Laissez-moi prendre l'exemple d'une seule incompatibilité. Un chrétien fidèle du culte de sa paroisse, mais n'hésitant pas à aller partager le culte d'autres paroisses et communautés arrive un dimanche matin dans un service où tout le début du service est fait de chants de louange qu'il ne connaît pas. Il fait des efforts pour mettre ensemble paroles affichées et musique (non affichée). Il se sent étranger dans ce lieu. Arrive heureusement une bien brève lecture biblique à laquelle se raccrocher, puis quelques paroles moralisantes un peu embrouillées qui font office de prédication, une longue prière dans laquelle on énumère outres quelques situations de l'actualité toutes sortes de personnes qu'il ne connaît pas, mais pour lesquelles il veut bien prier, et on repart dans des chants qui lui sont toujours aussi étrangers.

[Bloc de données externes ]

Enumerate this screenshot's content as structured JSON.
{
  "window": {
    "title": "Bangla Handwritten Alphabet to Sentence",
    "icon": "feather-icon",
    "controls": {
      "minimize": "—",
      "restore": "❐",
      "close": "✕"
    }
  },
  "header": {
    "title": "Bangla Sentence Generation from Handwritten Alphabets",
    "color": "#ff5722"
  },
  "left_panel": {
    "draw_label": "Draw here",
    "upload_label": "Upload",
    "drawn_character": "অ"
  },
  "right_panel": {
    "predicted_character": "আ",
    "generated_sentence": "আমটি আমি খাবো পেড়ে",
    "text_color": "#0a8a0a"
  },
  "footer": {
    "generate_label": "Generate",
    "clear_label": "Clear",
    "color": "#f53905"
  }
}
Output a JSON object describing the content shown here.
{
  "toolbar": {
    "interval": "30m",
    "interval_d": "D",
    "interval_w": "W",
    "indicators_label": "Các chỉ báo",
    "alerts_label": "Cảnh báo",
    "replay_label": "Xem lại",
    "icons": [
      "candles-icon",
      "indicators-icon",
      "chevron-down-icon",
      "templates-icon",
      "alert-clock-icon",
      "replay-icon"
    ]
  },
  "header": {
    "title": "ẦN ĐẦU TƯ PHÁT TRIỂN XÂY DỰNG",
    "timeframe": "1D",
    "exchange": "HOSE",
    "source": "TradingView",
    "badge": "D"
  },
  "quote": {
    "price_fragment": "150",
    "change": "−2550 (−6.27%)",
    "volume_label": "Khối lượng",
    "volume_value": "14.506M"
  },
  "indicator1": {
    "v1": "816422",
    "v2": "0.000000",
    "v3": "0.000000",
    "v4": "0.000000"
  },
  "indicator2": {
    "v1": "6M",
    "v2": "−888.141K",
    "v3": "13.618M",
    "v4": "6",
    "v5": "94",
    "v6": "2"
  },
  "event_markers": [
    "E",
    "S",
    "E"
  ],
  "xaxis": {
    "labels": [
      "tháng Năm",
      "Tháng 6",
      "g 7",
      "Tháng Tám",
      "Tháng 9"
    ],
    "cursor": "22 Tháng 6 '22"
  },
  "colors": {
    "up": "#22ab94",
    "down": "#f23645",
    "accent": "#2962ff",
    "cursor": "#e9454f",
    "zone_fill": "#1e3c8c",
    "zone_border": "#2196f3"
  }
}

Il était venu pour être édifié, il ne l'a pas été. Il était venu dans un lieu où il était susceptible de partager quelque chose avec des frères et sœurs en christianisme, cela n'a guère eu lieu. Il y fut étranger. Visiblement les gens qui étaient là avaient du plaisir à se retrouver, avaient du plaisir à chanter des chants qu'ils connaissaient. Pourtant l'essence d'un service religieux est-elle de se faire nombrilistiquement plaisir ?
J'écris tout cela non pas pour vanter la grande tradition liturgique réformée ou luthérienne, mais pour inciter les Eglises à prendre du temps pour réfléchir sérieusement à ce qu'elles font lorsqu'elle célèbrent un culte. Une fois cette réflexion effectuée, il leur faudra se donner les moyens de la mettre en œuvre. Espérons qu'elles créeront des musiques et des textes un peu au-dessus du degré zéro de la musique et de la prosodie. Il n'est pas nécessaire de laisser aller les choses dans toutes les directions jusqu'à atteindre leur plus petit dénominateur commun. Les communautés pour lesquelles Goudimel, Bach, Pachelbel ou François Couperin écrivaient avaient une intention, voire une vision en matière liturgique. Il est fort dommage que ce ne soit plus le cas aujourd'hui.